I am working on a script that replicates schema and data. I first create all the structure except for foreign keys after reading it from the source's system tables, then copy the data, then create the FKs so that if a would-be orphan gets inserted in a child table after I copied the parent (while I am running the script), I still get the basic schema and the data, even though the FK creation fails due to the orphan data.
My next step is to do something like wrap a try/catch around the create FK statement and, if it fails, delete the orphan data that caused it. Doing this will be somewhat complicated because I would have to extract all the reference keys and assemble my own delete statement (I currently don't do that because PG system tables provide a ready REFERENCES statement which I can concatenate).
But I am wondering if there is a way to do a ALTER TABLE x ADD CONSTRAINT fk_y FOREIGN KEY ... DELETE ANY WOULD-BE ORPHANS which would save me that step.
So if my parent table is:
parent_id | parent_name
---------------------------------
1 | Joe
2 | Mary
and the child is:
child_id | child_name | parent_parent_id
--------------------------------------------------
11 | Jimmy | 1
21 | Joey | 2
31 | Jeff | 3
'Jeff' would be deleted before enforcing referential integrity because his parent and he were introduced in the source after the source parent was copied to the target. Then the FK can be created against consistent data.
Clarifications (from comments / chat discussion):
Do you read the data in a single transaction or not?
I don't use a single transaction as it would be too huge. I break the retrieved data by table and for some large tables by table segment (batch of 5000 or 10000 rows).
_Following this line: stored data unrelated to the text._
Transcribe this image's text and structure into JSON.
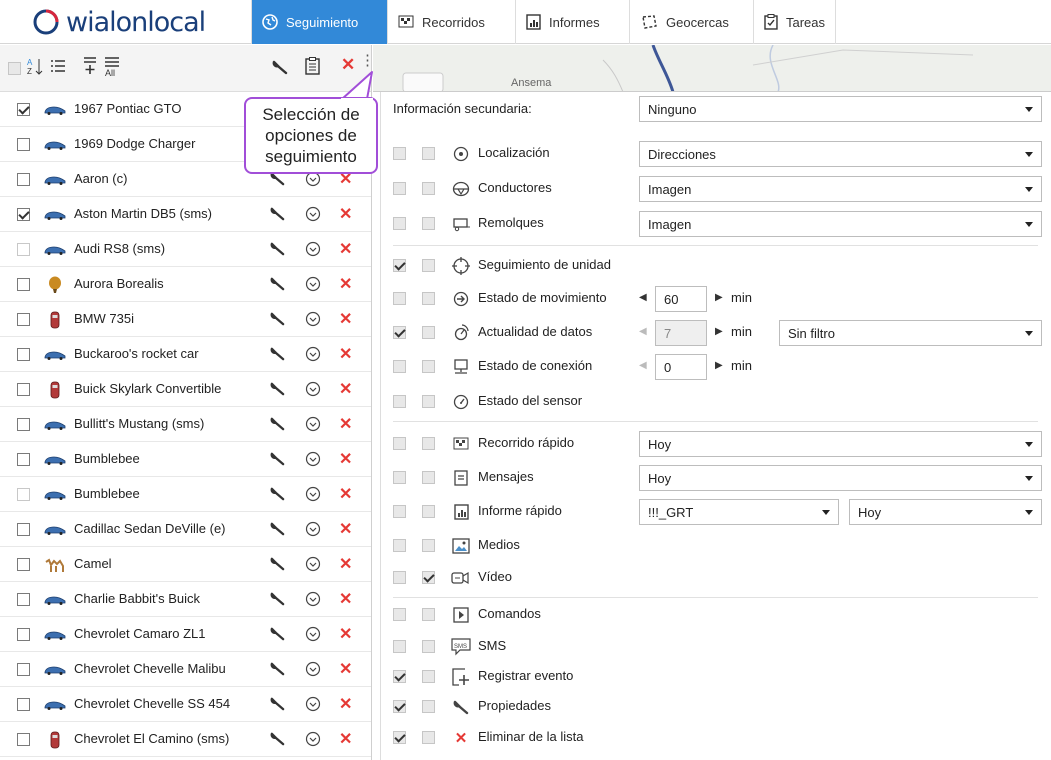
{
  "app": {
    "logo_text": "wialonlocal",
    "tabs": [
      {
        "label": "Seguimiento",
        "icon": "globe-icon",
        "active": true
      },
      {
        "label": "Recorridos",
        "icon": "checkered-flag-icon"
      },
      {
        "label": "Informes",
        "icon": "report-chart-icon"
      },
      {
        "label": "Geocercas",
        "icon": "geofence-icon"
      },
      {
        "label": "Tareas",
        "icon": "task-check-icon"
      }
    ]
  },
  "toolbar": {
    "sort_label": "A Z",
    "all_label": "All",
    "map_label": "Ansema"
  },
  "callout": {
    "text": "Selección de opciones de seguimiento"
  },
  "units": [
    {
      "name": "1967 Pontiac GTO",
      "checked": true,
      "icon": "car-icon"
    },
    {
      "name": "1969 Dodge Charger",
      "checked": false,
      "icon": "car-icon"
    },
    {
      "name": "Aaron (c)",
      "checked": false,
      "icon": "car-icon"
    },
    {
      "name": "Aston Martin DB5 (sms)",
      "checked": true,
      "icon": "car-icon"
    },
    {
      "name": "Audi RS8 (sms)",
      "checked": false,
      "icon": "car-icon",
      "disabled": true
    },
    {
      "name": "Aurora Borealis",
      "checked": false,
      "icon": "balloon-icon"
    },
    {
      "name": "BMW 735i",
      "checked": false,
      "icon": "car-top-icon"
    },
    {
      "name": "Buckaroo's rocket car",
      "checked": false,
      "icon": "car-icon"
    },
    {
      "name": "Buick Skylark Convertible",
      "checked": false,
      "icon": "car-top-icon"
    },
    {
      "name": "Bullitt's Mustang (sms)",
      "checked": false,
      "icon": "car-icon"
    },
    {
      "name": "Bumblebee",
      "checked": false,
      "icon": "car-icon"
    },
    {
      "name": "Bumblebee",
      "checked": false,
      "icon": "car-icon",
      "disabled": true
    },
    {
      "name": "Cadillac Sedan DeVille (e)",
      "checked": false,
      "icon": "car-icon"
    },
    {
      "name": "Camel",
      "checked": false,
      "icon": "camel-icon"
    },
    {
      "name": "Charlie Babbit's Buick",
      "checked": false,
      "icon": "car-icon"
    },
    {
      "name": "Chevrolet Camaro ZL1",
      "checked": false,
      "icon": "car-icon"
    },
    {
      "name": "Chevrolet Chevelle Malibu",
      "checked": false,
      "icon": "car-icon"
    },
    {
      "name": "Chevrolet Chevelle SS 454",
      "checked": false,
      "icon": "car-icon"
    },
    {
      "name": "Chevrolet El Camino (sms)",
      "checked": false,
      "icon": "car-top-icon"
    }
  ],
  "options": {
    "secondary_info": {
      "label": "Información secundaria:",
      "value": "Ninguno"
    },
    "localizacion": {
      "label": "Localización",
      "value": "Direcciones"
    },
    "conductores": {
      "label": "Conductores",
      "value": "Imagen"
    },
    "remolques": {
      "label": "Remolques",
      "value": "Imagen"
    },
    "seguimiento": {
      "label": "Seguimiento de unidad"
    },
    "movimiento": {
      "label": "Estado de movimiento",
      "value": "60",
      "unit": "min"
    },
    "actualidad": {
      "label": "Actualidad de datos",
      "value": "7",
      "unit": "min",
      "filter": "Sin filtro"
    },
    "conexion": {
      "label": "Estado de conexión",
      "value": "0",
      "unit": "min"
    },
    "sensor": {
      "label": "Estado del sensor"
    },
    "recorrido": {
      "label": "Recorrido rápido",
      "value": "Hoy"
    },
    "mensajes": {
      "label": "Mensajes",
      "value": "Hoy"
    },
    "informe": {
      "label": "Informe rápido",
      "value": "!!!_GRT",
      "period": "Hoy"
    },
    "medios": {
      "label": "Medios"
    },
    "video": {
      "label": "Vídeo"
    },
    "comandos": {
      "label": "Comandos"
    },
    "sms": {
      "label": "SMS"
    },
    "evento": {
      "label": "Registrar evento"
    },
    "propiedades": {
      "label": "Propiedades"
    },
    "eliminar": {
      "label": "Eliminar de la lista"
    }
  },
  "colors": {
    "accent": "#3289d8",
    "callout": "#a14ed8",
    "delete": "#e53935",
    "logo": "#1a3f7a"
  }
}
This is essentially an ETL that makes an "evil twin" out of a DB. hope that makes sense.
On average a DB copy in my environment takes between 20 min (for smalled DBs) to 1.5-2 hrs (for larger DBs) some tables have millions of rows. I load chunk by chunk in the memory of my Python script
What about
pg_dumporpg_basebackup?
- My app does some other things that
pg_dumpdoesn't do, such as better logging. Also, pg_dump expects the same users on both the source and target and a host of other issues. I tried it, didn't like it. I like my tool much better, I want to work through this minor issue that is left and happens only sporadically.